Yet again an enthusiastic audience of nearly two hundred organ music lovers were in the Usher Hall for a lunchtime concert by the City Organist, Dr John Kitchen. This week's theme was Music with Edinburgh Connections.
It began with Francis Jackson's Edinburgh Fanfare written originally for St Giles' Cathedral and the Edinburgh Festival of 1957. John Kitchen told us that it was unlikely that Donald Sprinck's Rhapsody Caledonia had been played in the Usher Hall before. He described it as Delius-like, and that it used plenty of the organ's tuba stop. For many years the composer was teaching music at Merchiston Castle School and it was known that a number of former pupils had travelled some distance to be in the Usher Hall with us. Indeed on my way out I overheard sometime telling his friend that it was Donald Sprinck who had taught him how to play the piano. Later we heard Sprinck's A Scottish Tuba Tune - cheerful and great fun.

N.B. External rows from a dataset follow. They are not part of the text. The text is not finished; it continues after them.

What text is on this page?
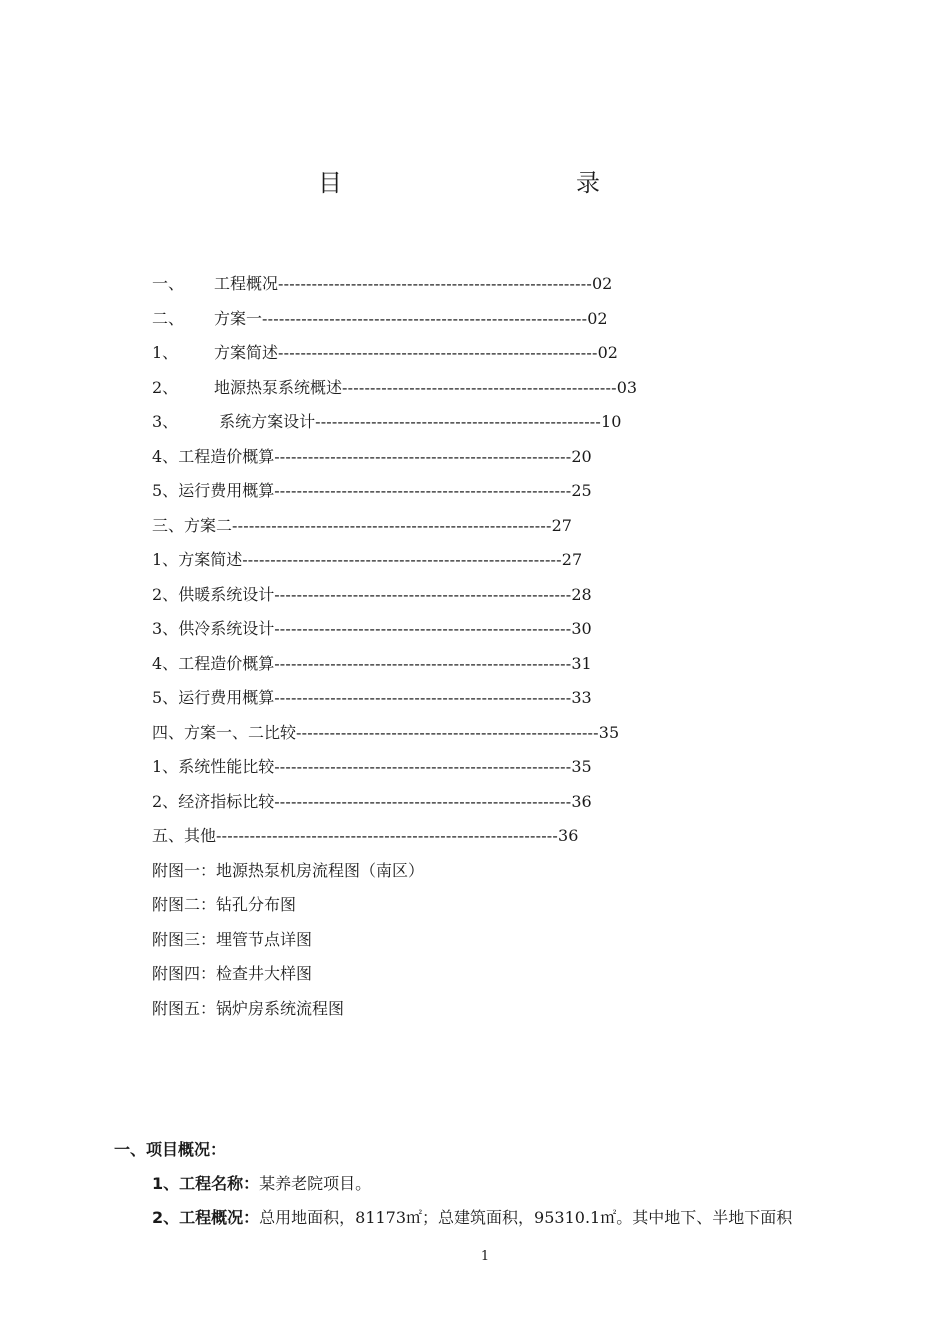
目　　录
一、 工程概况--------------------------------------------------------02
二、 方案一----------------------------------------------------------02
1、 方案简述---------------------------------------------------------02
2、 地源热泵系统概述-------------------------------------------------03
3、 系统方案设计---------------------------------------------------10
4、工程造价概算-----------------------------------------------------20
5、运行费用概算-----------------------------------------------------25
三、方案二---------------------------------------------------------27
1、方案简述---------------------------------------------------------27
2、供暖系统设计-----------------------------------------------------28
3、供冷系统设计-----------------------------------------------------30
4、工程造价概算-----------------------------------------------------31
5、运行费用概算-----------------------------------------------------33
四、方案一、二比较------------------------------------------------------35
1、系统性能比较-----------------------------------------------------35
2、经济指标比较-----------------------------------------------------36
五、其他-------------------------------------------------------------36
附图一：地源热泵机房流程图（南区）
附图二：钻孔分布图
附图三：埋管节点详图
附图四：检查井大样图
附图五：锅炉房系统流程图
一、项目概况：
1、工程名称：某养老院项目。
2、工程概况：总用地面积，81173㎡；总建筑面积，95310.1㎡。其中地下、半地下面积
1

Alfred Hollins was blind from birth but one of the great organist of a hundred years ago who spent the second half of his time as a Church of Scotland organist in Edinburgh. He died in 1942. His romantic and sentimental Evening Rest allowed us to hear the seldom used carillon of the Usher Hall organ throughout the piece.

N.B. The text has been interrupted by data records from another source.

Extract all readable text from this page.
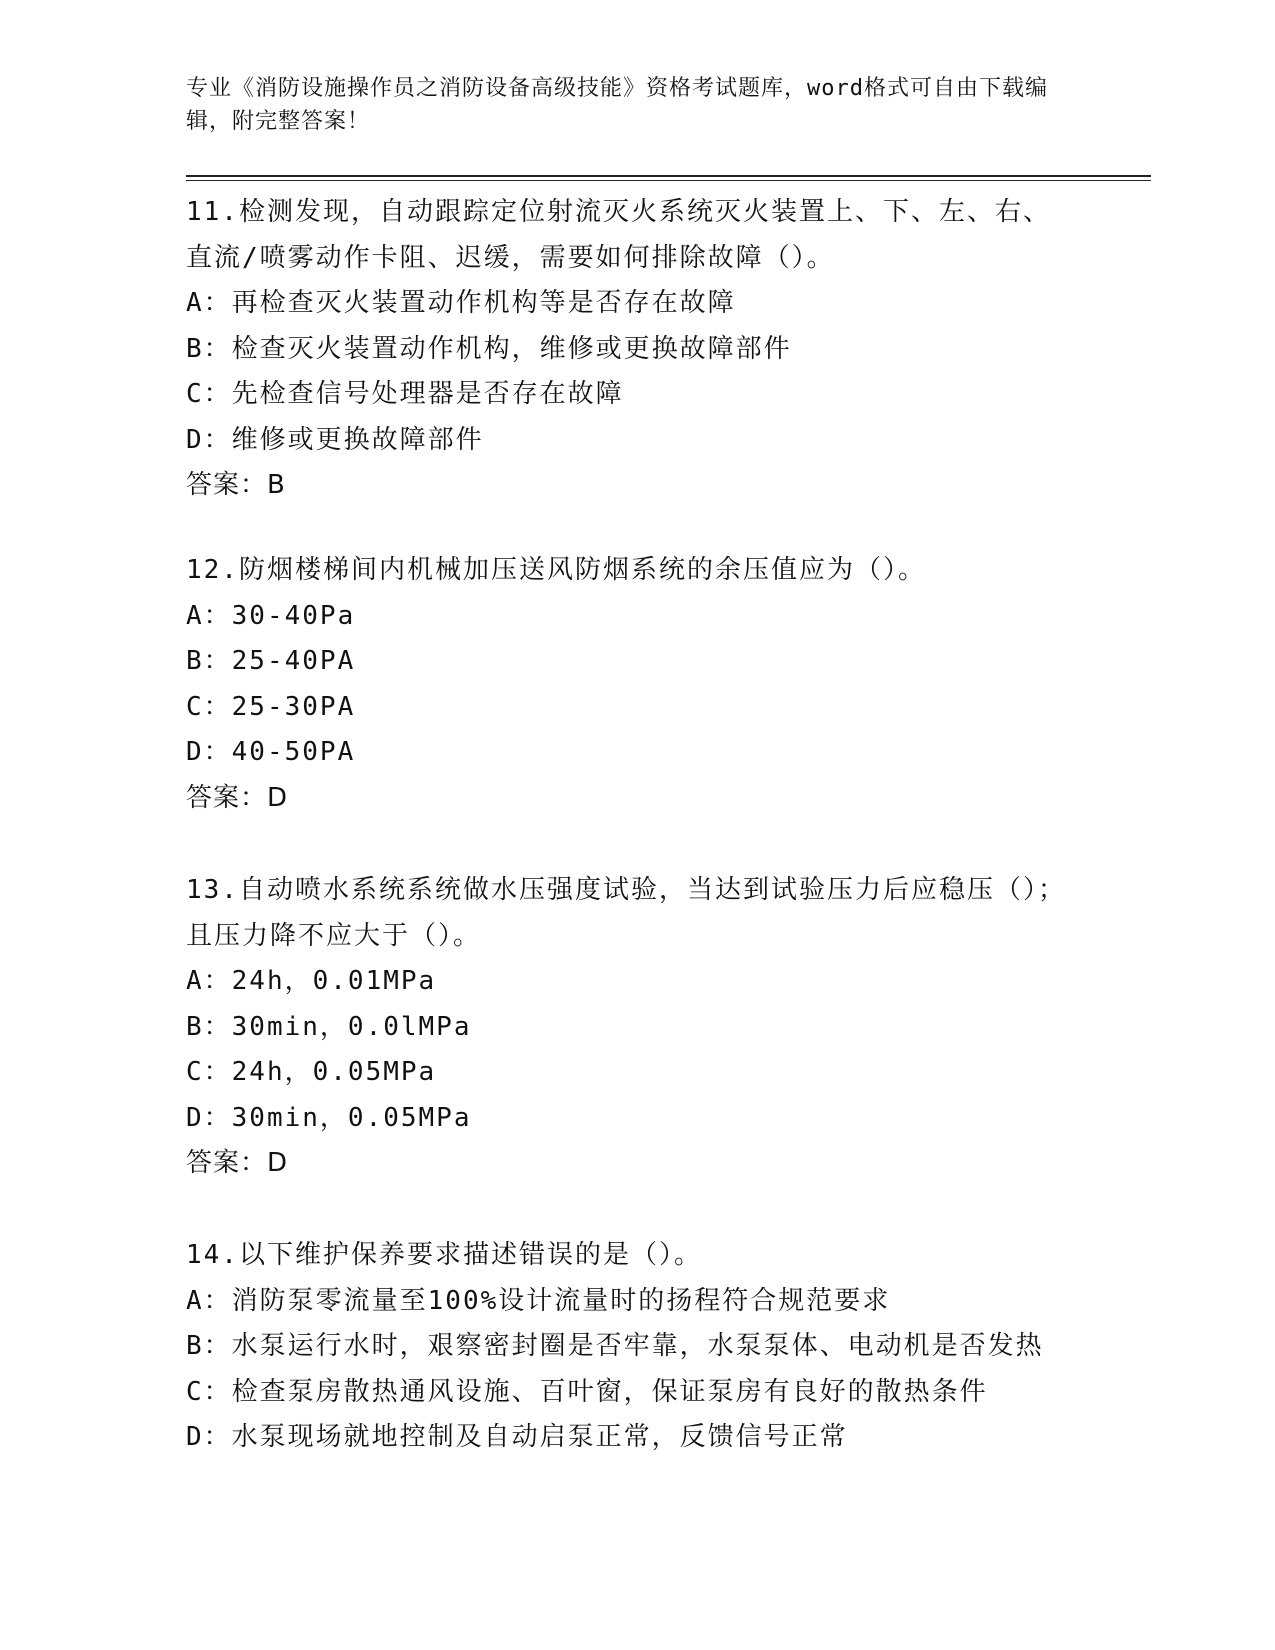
专业《消防设施操作员之消防设备高级技能》资格考试题库，word格式可自由下载编辑，附完整答案！
11.检测发现，自动跟踪定位射流灭火系统灭火装置上、下、左、右、直流/喷雾动作卡阻、迟缓，需要如何排除故障（）。
A：再检查灭火装置动作机构等是否存在故障
B：检查灭火装置动作机构，维修或更换故障部件
C：先检查信号处理器是否存在故障
D：维修或更换故障部件
答案：B
12.防烟楼梯间内机械加压送风防烟系统的余压值应为（）。
A：30-40Pa
B：25-40PA
C：25-30PA
D：40-50PA
答案：D
13.自动喷水系统系统做水压强度试验，当达到试验压力后应稳压（）；且压力降不应大于（）。
A：24h，0.01MPa
B：30min，0.0lMPa
C：24h，0.05MPa
D：30min，0.05MPa
答案：D
14.以下维护保养要求描述错误的是（）。
A：消防泵零流量至100%设计流量时的扬程符合规范要求
B：水泵运行水时，艰察密封圈是否牢靠，水泵泵体、电动机是否发热
C：检查泵房散热通风设施、百叶窗，保证泵房有良好的散热条件
D：水泵现场就地控制及自动启泵正常，反馈信号正常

We heard two hymn tune preludes by Kenneth Leighton whom John Kitchen remembered as a Music Professor and died a year or so after John had joined the Music Faculty of the University in 1988. These were followed by a work composed in 2014 by Cecilia McDowall, a pupil of Kenneth Leighton. She had been in Edinburgh recently and was able to discuss this new work with John Kitchen. Written for graduation ceremonies of the University of Portsmouth, it may well feature in the fourteen similar ceremonies of the University of Edinburgh later this month.
Alfred Hollins' Concert Rondo in B flat brought the fascinating and intriguing fifty minutes to a close. John Kitchen is an Edinburgh treasure and long may he continue as City Organist.